Alexey Semeney est le fondateur et PDG de DevTeam.Space, une communauté contrôlée de développeurs de logiciels experts auxquels font confiance les marques mondiales.
Selon Reuters, les taux d’inoccupation des bureaux aux États-Unis ont atteint un niveau historique, ce qui indique clairement que le travail à distance n’est pas près de disparaître. Pour l’immobilier commercial, le tableau est sombre. Mais pour de nombreuses autres entreprises, il s’agit d’un appel retentissant à repenser la façon dont elles conçoivent et gèrent les équipes à distance pour réussir à long terme.
Le travail à distance nécessite une stratégie de leadership. Les entreprises qui prospéreront ne seront pas celles qui autoriseront simplement le travail à distance, mais celles qui le conçoivent délibérément.
Pourquoi c’est un problème de haute direction
Selon Stanford, le travail à distance génère jusqu’à 2 000 $ de bénéfices supplémentaires par employé à distance, et un rapport de 2025 révèle qu’il peut faciliter une réduction de 26 % du roulement du personnel. Dans une étude, il s’est avéré que cela générait environ 40 % d’erreurs en moins.
Mais dans de nombreux cas, le succès du travail à distance n’est perçu qu’à travers le prisme de ce qu’un employé peut faire. Si les employés restent concentrés ou enregistrent huit heures de temps productif, par exemple, alors oui, la configuration à distance fonctionne.

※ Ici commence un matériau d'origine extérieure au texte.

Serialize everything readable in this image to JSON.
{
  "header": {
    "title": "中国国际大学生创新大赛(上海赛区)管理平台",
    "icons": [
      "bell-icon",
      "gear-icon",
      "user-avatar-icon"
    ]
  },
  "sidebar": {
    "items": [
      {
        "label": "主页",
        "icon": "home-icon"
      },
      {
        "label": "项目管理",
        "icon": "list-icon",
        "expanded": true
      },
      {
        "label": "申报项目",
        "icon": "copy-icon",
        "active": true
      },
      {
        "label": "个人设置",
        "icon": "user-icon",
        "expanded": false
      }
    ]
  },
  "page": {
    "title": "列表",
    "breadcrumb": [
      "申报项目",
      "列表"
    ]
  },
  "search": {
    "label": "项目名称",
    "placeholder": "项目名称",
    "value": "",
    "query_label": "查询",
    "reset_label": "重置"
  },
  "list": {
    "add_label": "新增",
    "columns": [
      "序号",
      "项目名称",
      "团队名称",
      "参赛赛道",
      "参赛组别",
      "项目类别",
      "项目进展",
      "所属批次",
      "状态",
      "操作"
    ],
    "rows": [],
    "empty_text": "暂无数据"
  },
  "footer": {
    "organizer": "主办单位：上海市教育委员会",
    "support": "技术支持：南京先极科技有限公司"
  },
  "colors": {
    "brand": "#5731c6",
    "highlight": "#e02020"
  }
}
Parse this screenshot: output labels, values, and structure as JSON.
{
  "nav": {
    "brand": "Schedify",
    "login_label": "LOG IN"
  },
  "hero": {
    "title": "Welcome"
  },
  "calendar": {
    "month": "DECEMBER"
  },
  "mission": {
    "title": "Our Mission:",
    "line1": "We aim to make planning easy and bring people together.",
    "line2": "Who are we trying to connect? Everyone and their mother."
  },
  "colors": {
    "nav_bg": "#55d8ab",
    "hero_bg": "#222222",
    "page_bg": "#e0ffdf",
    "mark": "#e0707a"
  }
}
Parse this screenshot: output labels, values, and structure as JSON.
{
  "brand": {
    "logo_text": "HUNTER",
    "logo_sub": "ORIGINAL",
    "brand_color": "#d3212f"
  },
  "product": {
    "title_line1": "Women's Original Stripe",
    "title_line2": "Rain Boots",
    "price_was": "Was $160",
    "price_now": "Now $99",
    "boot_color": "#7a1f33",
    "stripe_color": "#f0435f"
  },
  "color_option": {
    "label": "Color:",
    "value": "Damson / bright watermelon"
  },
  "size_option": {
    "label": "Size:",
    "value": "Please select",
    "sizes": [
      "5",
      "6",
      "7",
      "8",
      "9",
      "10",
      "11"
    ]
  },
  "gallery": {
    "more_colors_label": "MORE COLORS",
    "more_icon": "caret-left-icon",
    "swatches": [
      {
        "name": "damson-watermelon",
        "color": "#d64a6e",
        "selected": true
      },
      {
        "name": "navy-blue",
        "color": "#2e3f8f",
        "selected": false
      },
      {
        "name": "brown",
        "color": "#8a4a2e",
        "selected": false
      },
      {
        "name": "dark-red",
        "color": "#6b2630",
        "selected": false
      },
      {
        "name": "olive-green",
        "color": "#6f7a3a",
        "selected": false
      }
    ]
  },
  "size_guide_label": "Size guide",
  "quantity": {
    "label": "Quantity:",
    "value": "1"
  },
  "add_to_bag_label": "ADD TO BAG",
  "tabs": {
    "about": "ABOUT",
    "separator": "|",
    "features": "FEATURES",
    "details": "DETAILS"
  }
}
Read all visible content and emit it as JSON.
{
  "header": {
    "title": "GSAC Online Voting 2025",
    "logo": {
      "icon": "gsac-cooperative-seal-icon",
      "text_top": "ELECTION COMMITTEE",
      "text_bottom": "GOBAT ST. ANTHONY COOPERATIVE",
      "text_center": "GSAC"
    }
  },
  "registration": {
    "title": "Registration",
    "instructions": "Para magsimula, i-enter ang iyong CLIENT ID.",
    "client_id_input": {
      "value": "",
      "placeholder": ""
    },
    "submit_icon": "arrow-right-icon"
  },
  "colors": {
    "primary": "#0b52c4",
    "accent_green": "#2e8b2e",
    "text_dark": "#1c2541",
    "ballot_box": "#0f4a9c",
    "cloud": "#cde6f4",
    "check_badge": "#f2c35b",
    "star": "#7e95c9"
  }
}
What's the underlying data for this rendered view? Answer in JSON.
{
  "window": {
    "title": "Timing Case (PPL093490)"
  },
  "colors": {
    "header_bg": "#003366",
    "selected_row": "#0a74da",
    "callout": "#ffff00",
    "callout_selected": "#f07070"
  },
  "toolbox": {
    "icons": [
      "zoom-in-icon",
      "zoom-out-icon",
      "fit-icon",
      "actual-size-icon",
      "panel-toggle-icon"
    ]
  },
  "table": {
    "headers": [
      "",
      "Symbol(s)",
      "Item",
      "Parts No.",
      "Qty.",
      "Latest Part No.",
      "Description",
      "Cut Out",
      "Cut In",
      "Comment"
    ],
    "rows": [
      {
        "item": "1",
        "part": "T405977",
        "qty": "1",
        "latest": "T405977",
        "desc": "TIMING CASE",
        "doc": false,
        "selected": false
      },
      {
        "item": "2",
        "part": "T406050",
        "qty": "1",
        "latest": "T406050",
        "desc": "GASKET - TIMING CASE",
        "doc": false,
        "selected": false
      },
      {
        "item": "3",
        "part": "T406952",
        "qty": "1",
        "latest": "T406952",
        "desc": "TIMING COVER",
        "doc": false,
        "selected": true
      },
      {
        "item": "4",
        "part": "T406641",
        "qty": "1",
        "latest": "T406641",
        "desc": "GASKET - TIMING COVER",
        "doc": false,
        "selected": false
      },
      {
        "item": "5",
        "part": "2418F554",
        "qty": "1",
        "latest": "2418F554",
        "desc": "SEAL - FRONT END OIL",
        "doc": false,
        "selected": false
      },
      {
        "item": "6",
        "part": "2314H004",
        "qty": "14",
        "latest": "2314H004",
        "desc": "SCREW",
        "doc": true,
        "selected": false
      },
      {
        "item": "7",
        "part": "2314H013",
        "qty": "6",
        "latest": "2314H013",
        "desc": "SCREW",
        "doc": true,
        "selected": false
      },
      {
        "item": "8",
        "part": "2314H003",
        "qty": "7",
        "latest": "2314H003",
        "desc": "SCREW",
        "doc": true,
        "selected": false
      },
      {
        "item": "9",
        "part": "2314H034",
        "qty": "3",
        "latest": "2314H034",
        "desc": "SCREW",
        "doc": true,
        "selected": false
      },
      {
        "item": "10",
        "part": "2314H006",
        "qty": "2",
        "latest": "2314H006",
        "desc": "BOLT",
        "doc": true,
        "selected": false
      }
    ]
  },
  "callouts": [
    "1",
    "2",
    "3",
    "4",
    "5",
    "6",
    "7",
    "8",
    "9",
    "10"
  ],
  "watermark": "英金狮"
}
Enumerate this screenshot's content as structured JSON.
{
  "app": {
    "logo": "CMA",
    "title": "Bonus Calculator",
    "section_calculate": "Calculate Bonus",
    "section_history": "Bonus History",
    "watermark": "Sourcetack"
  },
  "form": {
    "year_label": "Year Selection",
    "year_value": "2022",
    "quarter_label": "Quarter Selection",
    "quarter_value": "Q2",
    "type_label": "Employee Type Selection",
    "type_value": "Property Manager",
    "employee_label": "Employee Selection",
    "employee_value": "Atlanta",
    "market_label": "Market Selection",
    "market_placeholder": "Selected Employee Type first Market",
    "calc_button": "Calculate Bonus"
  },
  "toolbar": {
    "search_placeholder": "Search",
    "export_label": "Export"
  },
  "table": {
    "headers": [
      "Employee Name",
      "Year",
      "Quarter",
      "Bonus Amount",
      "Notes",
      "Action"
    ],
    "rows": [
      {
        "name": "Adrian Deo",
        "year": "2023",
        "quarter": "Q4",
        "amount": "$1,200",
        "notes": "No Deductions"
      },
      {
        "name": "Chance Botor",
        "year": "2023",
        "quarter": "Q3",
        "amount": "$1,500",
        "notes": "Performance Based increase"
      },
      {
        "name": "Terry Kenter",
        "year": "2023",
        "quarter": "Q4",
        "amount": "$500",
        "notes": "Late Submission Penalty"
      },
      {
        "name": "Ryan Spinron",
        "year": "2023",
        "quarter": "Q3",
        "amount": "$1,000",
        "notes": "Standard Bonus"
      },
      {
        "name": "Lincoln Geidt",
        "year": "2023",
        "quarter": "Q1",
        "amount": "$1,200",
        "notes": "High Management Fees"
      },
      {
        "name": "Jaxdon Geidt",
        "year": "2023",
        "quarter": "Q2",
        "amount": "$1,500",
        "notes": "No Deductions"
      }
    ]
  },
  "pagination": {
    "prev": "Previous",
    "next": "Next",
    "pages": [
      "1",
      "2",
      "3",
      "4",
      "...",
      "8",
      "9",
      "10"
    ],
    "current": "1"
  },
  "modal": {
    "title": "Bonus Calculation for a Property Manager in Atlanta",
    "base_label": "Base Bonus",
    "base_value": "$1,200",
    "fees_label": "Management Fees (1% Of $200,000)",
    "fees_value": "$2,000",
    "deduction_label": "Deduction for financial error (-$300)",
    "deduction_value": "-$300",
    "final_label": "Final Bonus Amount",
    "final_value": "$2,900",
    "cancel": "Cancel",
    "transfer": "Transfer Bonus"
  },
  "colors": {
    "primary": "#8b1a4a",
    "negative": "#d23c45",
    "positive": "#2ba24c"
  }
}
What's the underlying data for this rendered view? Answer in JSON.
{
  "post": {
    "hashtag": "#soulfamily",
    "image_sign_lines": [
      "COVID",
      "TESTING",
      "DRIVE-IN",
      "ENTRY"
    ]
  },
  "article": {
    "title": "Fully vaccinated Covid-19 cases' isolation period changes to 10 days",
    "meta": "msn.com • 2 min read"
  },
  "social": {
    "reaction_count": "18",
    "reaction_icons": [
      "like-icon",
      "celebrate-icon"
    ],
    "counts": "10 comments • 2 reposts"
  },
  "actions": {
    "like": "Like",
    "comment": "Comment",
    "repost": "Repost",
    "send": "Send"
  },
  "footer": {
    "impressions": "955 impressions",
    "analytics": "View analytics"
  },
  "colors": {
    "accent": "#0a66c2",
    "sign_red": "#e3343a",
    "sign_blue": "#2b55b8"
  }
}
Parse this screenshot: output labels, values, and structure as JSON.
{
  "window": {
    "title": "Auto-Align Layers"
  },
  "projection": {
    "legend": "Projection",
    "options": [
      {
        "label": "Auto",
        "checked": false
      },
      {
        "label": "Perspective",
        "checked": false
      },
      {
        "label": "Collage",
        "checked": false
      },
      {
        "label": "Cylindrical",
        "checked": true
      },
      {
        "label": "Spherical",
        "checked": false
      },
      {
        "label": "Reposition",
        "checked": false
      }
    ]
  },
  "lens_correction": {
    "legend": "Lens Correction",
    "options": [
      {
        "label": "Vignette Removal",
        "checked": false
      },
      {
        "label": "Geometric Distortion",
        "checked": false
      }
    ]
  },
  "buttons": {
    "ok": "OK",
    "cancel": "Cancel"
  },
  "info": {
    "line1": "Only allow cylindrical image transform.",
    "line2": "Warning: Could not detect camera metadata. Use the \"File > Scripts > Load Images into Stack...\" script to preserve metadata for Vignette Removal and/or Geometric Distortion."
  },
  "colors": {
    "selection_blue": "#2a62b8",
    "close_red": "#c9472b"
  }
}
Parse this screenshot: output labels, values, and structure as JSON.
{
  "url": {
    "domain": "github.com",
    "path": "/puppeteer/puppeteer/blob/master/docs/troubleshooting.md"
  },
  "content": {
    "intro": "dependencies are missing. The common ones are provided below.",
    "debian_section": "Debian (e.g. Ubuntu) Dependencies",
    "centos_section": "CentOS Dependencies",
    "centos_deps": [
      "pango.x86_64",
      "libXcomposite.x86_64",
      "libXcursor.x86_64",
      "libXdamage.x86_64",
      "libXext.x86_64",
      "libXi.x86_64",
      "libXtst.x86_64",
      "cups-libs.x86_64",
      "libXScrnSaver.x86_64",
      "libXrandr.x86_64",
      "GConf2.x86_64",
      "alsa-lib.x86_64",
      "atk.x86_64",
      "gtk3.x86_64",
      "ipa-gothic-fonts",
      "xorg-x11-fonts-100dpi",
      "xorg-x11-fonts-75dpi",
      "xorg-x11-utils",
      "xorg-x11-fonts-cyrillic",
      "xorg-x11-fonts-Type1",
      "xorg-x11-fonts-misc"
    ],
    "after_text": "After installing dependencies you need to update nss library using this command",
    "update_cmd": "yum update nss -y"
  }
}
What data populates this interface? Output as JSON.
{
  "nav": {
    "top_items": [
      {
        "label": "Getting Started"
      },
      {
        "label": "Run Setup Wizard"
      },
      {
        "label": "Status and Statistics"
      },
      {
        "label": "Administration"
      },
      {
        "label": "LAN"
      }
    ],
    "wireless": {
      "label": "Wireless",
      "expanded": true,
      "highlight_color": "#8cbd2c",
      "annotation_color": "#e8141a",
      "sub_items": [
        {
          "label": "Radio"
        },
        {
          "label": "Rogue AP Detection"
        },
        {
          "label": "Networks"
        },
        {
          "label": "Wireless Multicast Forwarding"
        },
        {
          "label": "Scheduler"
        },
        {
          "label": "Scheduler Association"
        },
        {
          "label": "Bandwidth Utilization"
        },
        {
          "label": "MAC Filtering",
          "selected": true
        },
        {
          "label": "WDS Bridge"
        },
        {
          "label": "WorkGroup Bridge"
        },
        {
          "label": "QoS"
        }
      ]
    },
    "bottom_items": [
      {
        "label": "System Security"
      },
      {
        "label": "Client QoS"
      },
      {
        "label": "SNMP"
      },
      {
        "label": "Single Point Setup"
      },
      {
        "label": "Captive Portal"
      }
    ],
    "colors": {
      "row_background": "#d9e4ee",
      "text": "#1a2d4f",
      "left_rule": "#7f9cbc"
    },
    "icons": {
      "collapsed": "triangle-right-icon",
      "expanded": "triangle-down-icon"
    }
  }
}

Ce que l’on oublie souvent, c’est qu’il ne faut pas se limiter au comportement des employés. Après tout, même les employés les plus disciplinés ne peuvent pas prospérer dans un système conçu pour le contrôle et non pour la collaboration. Nous devons également examiner ce que l’organisation leur permet de faire.
Je gère des équipes distantes de l’Amérique du Nord à l’Europe. D’après mon expérience, j’ai découvert que les organisations les plus performantes ont des décideurs qui se concentrent sur trois piliers lors de la mise en œuvre du travail à distance : clarté, responsabilité et soutien.
Voici comment vous pouvez intégrer les trois dans votre approche.
1. Auditez les capacités à distance actuelles.
Tout d’abord, examinez les indicateurs clés pour mesurer vos capacités actuelles par rapport à vos objectifs commerciaux.
Les mesures utiles incluent :
• Performance : cela inclut le temps de réalisation moyen, le taux de qualité/d’erreur, le niveau de productivité quotidien et le respect des délais.
• Engagement et bien-être : les scores de satisfaction, les taux d’absentéisme, les taux de roulement et les délais de réponse sont importants.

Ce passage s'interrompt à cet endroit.